Deepfake videoların gelişmiş saptama yöntemlerini yanıltabildiği ve her geçen gün daha gerçekçi hale geldiği tespit edildi. 

Bir kişinin yüzünün ya da vücudunun dijital olarak değiştirilmesiyle oluşturulan deepfake videolar endişe yaratmaya devam ediyor. 

Bu videolar gerçek bir kişinin görüntüsünün yapay zeka kullanılarak değiştirilmesiyle yapılıyor. Aslında bu teknoloji, kullanıcıların yüzünü kediye dönüştüren veya yaşlandıran uygulamalar gibi zararsız amaçlarla da kullanılabiliyor.

Ancak insanların cinsel içerikli videolarını üretmek veya masum insanlara iftira atmak için de kullanılabilmesi ciddi bir sorun teşkil ediyor.

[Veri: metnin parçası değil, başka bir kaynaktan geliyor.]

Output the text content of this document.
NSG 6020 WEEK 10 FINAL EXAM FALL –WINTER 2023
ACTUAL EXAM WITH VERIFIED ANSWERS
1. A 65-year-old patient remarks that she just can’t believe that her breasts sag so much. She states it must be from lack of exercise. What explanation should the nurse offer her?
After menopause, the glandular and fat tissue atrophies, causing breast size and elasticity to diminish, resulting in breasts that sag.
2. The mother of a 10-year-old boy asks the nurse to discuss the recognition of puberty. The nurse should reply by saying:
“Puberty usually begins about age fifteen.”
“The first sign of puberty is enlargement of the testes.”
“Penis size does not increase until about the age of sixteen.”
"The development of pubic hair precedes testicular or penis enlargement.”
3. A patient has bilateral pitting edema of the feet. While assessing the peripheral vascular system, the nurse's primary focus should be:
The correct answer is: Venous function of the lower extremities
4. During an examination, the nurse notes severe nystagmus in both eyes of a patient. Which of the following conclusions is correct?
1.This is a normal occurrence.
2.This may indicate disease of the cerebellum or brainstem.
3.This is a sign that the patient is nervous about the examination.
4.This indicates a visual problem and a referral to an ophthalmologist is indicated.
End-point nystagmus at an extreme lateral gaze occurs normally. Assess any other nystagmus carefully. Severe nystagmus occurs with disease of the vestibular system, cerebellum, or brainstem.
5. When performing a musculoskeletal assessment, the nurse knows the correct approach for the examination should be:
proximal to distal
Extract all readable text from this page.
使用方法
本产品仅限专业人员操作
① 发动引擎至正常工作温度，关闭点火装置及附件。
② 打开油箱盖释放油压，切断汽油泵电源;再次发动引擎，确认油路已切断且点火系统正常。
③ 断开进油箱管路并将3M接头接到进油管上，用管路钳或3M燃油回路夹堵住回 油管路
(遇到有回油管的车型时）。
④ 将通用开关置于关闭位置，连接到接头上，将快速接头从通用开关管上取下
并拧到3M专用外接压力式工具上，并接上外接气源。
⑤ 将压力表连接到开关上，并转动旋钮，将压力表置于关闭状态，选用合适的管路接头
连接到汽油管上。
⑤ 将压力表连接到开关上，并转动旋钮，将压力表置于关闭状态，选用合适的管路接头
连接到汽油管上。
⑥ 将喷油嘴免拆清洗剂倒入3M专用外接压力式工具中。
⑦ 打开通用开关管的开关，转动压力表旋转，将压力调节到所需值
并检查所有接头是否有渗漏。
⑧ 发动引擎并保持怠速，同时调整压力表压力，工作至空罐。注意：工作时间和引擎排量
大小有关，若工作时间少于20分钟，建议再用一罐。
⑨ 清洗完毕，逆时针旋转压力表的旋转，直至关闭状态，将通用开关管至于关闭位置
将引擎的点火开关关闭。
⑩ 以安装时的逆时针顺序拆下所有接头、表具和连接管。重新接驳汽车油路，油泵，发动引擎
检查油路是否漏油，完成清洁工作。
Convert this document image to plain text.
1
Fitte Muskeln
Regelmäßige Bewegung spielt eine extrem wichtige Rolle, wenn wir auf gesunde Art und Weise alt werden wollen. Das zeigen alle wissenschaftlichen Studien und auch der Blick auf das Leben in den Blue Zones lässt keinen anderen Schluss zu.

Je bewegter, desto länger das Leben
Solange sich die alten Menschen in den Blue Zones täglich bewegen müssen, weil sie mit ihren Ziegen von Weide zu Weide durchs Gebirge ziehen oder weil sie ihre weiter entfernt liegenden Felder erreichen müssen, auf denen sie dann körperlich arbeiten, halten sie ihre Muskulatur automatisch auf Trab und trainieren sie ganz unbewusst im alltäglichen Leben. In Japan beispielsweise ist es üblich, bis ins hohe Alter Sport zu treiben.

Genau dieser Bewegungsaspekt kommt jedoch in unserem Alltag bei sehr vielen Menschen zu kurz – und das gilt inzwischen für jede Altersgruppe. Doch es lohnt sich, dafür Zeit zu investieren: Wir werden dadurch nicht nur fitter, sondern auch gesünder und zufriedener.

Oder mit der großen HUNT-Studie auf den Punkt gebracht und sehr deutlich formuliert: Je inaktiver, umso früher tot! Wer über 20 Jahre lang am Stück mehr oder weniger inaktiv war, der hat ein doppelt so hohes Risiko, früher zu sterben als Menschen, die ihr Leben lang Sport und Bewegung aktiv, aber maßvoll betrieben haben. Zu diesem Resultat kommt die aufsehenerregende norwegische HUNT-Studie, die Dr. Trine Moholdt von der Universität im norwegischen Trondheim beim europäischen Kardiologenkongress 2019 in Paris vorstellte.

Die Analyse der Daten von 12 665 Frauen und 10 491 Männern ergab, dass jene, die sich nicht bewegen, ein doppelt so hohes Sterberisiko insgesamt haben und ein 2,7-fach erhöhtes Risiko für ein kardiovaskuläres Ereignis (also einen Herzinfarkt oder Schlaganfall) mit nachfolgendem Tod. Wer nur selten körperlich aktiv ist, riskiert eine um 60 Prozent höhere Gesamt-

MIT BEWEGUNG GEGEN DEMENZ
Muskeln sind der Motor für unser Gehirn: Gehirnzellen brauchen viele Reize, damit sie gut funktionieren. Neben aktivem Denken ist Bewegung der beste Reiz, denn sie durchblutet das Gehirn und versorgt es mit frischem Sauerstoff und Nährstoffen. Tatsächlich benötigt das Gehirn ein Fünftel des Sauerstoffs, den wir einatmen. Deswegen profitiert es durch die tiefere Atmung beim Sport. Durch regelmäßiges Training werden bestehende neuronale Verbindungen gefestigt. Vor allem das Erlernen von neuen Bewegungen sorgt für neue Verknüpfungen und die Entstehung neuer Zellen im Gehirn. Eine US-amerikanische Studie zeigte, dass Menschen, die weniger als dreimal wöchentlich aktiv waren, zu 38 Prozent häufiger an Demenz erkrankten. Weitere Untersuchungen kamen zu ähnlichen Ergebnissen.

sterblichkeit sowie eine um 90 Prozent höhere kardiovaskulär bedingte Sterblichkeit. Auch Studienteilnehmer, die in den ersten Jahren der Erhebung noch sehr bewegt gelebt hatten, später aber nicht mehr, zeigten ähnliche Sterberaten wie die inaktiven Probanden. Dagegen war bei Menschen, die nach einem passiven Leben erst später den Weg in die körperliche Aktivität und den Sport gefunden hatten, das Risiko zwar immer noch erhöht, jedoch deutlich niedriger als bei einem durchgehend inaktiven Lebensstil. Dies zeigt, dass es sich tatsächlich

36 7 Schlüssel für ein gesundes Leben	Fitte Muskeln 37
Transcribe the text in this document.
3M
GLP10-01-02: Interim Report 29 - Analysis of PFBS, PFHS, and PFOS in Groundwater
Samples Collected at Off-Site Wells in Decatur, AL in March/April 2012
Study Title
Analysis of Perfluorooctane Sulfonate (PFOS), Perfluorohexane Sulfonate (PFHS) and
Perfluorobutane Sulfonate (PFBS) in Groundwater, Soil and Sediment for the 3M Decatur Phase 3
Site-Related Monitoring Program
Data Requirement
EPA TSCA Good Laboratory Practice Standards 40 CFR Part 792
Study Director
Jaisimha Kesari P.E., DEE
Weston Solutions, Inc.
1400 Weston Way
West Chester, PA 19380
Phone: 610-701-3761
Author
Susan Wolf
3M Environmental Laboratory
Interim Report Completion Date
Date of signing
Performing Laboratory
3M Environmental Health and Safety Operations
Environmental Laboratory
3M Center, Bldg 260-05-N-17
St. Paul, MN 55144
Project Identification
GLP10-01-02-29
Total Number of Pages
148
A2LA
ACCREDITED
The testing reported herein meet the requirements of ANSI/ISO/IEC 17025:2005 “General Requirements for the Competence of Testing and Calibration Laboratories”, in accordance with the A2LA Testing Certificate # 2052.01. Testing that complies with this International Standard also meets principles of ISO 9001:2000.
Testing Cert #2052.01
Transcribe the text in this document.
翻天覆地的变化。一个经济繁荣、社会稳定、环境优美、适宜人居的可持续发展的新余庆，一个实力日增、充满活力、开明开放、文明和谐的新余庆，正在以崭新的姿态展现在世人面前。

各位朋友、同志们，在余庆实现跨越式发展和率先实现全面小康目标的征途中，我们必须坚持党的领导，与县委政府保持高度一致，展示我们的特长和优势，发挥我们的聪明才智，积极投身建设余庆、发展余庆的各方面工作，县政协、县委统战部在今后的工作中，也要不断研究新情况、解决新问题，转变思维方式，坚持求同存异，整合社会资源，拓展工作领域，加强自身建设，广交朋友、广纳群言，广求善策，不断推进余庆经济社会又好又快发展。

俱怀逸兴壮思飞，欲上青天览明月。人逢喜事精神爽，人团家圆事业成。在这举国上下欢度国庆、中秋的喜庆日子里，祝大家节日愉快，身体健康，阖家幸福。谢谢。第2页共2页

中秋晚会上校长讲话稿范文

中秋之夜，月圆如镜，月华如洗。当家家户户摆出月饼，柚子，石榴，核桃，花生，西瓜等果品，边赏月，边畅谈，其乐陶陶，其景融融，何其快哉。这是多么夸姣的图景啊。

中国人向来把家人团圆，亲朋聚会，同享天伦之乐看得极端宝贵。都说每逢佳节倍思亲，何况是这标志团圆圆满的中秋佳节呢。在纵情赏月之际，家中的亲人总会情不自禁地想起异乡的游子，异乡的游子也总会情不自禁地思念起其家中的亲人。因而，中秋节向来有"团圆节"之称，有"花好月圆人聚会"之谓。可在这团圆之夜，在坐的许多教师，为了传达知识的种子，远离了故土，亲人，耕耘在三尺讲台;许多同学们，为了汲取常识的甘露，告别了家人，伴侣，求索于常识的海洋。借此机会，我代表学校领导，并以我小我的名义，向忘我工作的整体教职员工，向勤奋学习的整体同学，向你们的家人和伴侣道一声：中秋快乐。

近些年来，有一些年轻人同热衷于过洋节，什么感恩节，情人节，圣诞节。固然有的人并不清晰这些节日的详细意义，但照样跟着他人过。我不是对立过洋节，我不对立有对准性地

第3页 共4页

Bu videoların sahte olup olmadığını anlamak için kullanılan gelişmiş yöntemlerden biri kalp atışlarını izlemek. 

Uzaktan fotopletismografi (rPPP) adlı araç, deriden geçen ışıktaki küçük değişiklikleri tespit ederek nabzı ölçüyor. Nabız ölçen pulse oksimetreyle aynı prensiple çalışan bu araç, çevrimiçi doktor randevularının yanı sıra deepfake videoları tespit etmek için de kullanılıyor.

Ancak bulguları hakemli dergi Frontiers in Imaging'de bugün (30 Nisan) yayımlanan çalışmaya göre deepfake görüntülerde artık gerçekçi kalp atışları var.

Bilim insanları çalışmalarına videolardaki nabız hızını otomatik olarak saptayıp analiz eden bir deepfake dedektörü geliştirerek başladı. 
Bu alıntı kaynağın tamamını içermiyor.